Speculation is rife that Waterford Wedgwood is set to embark on its seventh bout of fundraising in four years, just days before the company releases its results.

According to a report in The Sunday Times, the scale and timing of such an initiative “will be determined by the success or otherwise of the planned sale of Rosenthal, its German ceramics unit”.

The sale of Rosenthal, which is due to be completed this autumn, could generate as much as €150 million for the embattled company.

The ‘ST’ report adds that new fundraising has “been on the cards for a number of months” despite a rationalisation programme initiated by acting Chief Executive David Sculley.

It’s anticipated that Friday’s results are “likely to confirm the extremity of the tough trading conditions in America.

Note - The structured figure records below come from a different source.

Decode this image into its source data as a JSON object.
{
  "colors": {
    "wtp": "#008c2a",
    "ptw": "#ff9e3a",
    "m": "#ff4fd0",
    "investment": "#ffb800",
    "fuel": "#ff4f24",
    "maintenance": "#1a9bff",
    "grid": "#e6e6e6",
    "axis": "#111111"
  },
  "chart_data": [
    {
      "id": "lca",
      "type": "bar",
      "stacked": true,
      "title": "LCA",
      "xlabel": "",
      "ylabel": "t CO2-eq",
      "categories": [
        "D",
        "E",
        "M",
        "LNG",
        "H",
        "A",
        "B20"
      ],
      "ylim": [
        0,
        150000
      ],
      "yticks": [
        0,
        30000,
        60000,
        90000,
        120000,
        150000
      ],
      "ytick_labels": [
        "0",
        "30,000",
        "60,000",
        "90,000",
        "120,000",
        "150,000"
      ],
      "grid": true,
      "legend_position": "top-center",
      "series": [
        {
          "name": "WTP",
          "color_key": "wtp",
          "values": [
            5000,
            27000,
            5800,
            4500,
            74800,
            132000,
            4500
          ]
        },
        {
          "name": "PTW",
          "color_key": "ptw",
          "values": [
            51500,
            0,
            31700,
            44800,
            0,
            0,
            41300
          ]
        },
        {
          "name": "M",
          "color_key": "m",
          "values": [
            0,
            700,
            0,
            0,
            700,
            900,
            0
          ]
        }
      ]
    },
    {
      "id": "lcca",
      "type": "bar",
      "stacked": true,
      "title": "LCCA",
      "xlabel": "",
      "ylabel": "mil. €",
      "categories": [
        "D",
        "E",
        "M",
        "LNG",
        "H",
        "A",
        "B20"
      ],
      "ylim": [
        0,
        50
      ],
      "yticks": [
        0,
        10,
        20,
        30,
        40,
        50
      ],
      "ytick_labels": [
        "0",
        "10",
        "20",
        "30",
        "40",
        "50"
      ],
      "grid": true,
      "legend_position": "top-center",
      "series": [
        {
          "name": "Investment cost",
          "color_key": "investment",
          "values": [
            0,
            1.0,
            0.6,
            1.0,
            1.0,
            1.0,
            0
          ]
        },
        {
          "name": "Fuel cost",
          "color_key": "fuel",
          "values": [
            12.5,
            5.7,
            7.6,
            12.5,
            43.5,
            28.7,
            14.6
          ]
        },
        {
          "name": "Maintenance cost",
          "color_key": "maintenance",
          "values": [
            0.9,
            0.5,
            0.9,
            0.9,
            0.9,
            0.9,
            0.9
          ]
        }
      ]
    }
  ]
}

The company is being hit by the weak dollar and faltering customer confidence”.

Meanw hile, it’s been reported that former Taoiseach Bertie Ahern was in favour of granting the €39 million loan which Waterford Crystal sought from the Government.

However, in one of his last acts as Finance Minister, Brian Cowen has been identified as the man responsible for black-balling the loan request.

The claims are made in the latest issue of The Phoenix magazine which describes how Mr Cowen “stood up to Bertie and other heavy hitters at cabinet over the request from Waterford Crystal”.

Magazine investigator ‘Goldhawk’ reports that the cabinet was split on the decision, “with Bertie Ahern, Martin Cullen, Micheal Martin and Willie O’Dea all in favour of sanctioning the request”.

Those believed to have been against the loan were Mary Coughlan, Dermot Ahern, Mary Harney, the “decidedly lukewarm” Green Party duo of John Gormley and Eamon Ryan, along with Mr Cowen.

With no consensus in sight at cabinet level, Goldhawk writes that Mr Ahern “entrusted” Mr Cowen, given his portfolio “with the authority to make a decision on the matter”.

And while the decision not to grant the loan was announced a fortnight after the new Taoiseach’s appointment, the magazine contends that Mr Cowen black balled Waterford Crystal’s request during his final days in Finance.

The identity of the decision maker, in the magazine’s view, has led the Sunday Independent, owned by Waterford Wedgwood Chairman Sir Anthony O’Reilly, to ‘demonise’ Mr Cowen.

‘Goldhawk’ told this newspaper that his claims of a cabinet split on the loan decision were “based on talking to informed sources”.

And what of its claims on the “demonisation” of the new Taoiseach by the Sunday Independent?

“This is essentially an educated reading of the ‘Sindo’ strategy, supported by inside views,” he added.